It takes several steps to create a picture in an LCoS television. The process includes a high-intensity lamp, a series of mirrors and microdevices arranged into a cube, a prism and a projection lens. From beginning to end, here's what happens:
- The lamp creates a beam of white light.
- The beam passes through a condenser lens that focuses and directs the light. It also passes through a filter that only allows visible light, which helps protect the other components.
- The white light is separated into red, green and blue light in one of two ways: The beam passes through a polarizing beam splitter (PBS), which divides the light into three beams, and those beams pass through filters that add red, green and blue. The beam passes through a series of dichroic mirrors that reflect some wavelengths while allowing the rest of the light to pass through. For example, the dichroic mirror can separate red light from the white light, leaving blue and green, and a second mirror can separate the green light, leaving only blue.
- The newly created beams of colored light simultaneously come into contact with one of three LCoS microdevices - one each for red, green and blue. We'll look at exactly what happens in the devices in the next section.
- The reflected light from the microdevices passes through a prism that combines the light.
- Prism directs the light - which now creates a full-color image - into a projection lens, which magnifies the image and displays it on the screen.
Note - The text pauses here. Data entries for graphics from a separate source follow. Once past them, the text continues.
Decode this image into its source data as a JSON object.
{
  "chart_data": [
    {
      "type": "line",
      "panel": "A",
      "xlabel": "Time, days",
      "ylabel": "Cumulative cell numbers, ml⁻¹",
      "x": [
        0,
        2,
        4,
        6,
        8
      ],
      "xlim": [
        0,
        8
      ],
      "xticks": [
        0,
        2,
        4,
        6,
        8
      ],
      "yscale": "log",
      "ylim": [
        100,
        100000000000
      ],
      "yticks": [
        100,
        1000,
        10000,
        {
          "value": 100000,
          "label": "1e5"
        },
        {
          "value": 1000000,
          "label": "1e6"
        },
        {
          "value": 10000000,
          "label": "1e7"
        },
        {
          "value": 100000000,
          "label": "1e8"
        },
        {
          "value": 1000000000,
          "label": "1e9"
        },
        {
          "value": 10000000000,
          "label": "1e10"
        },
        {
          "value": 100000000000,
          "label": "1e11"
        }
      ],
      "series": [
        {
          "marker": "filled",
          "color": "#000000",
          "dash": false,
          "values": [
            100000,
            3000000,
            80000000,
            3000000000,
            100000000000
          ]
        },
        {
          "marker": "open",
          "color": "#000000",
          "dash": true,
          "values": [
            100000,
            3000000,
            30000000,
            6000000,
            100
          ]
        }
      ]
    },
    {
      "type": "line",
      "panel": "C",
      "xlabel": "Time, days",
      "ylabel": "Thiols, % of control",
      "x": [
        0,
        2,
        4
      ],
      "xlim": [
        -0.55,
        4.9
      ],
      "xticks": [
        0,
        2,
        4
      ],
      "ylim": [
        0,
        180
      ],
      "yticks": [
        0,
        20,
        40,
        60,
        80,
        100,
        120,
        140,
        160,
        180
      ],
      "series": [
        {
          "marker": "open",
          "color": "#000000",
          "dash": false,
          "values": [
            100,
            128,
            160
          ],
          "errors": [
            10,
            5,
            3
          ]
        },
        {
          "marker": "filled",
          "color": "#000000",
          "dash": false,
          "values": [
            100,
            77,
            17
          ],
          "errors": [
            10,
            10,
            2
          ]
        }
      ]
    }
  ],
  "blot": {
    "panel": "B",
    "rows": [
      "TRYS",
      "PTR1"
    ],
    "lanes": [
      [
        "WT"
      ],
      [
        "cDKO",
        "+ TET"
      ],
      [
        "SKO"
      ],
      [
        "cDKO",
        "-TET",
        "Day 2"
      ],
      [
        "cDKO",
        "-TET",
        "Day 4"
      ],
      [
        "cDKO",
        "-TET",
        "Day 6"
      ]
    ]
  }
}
Most rear-projection LCoS televisions use this process. Some projectors use a linear setup rather than a cube, and the white light strikes surfaces that color it red, green and blue before reaching the microdevices. A very few systems use only one microdevice along with other methods for adding color. Some examples are color wheels like those found in DLP systems or transmissive dyes on the microdevices themselves. Some systems use additional polarizers or filters to further improve picture quality and contrast.
Without the projection lens, the picture created in this process would be too small to see clearly. That's why LCoS technology falls into the category of microdisplays -- displays that are too small to see without some kind of magnification.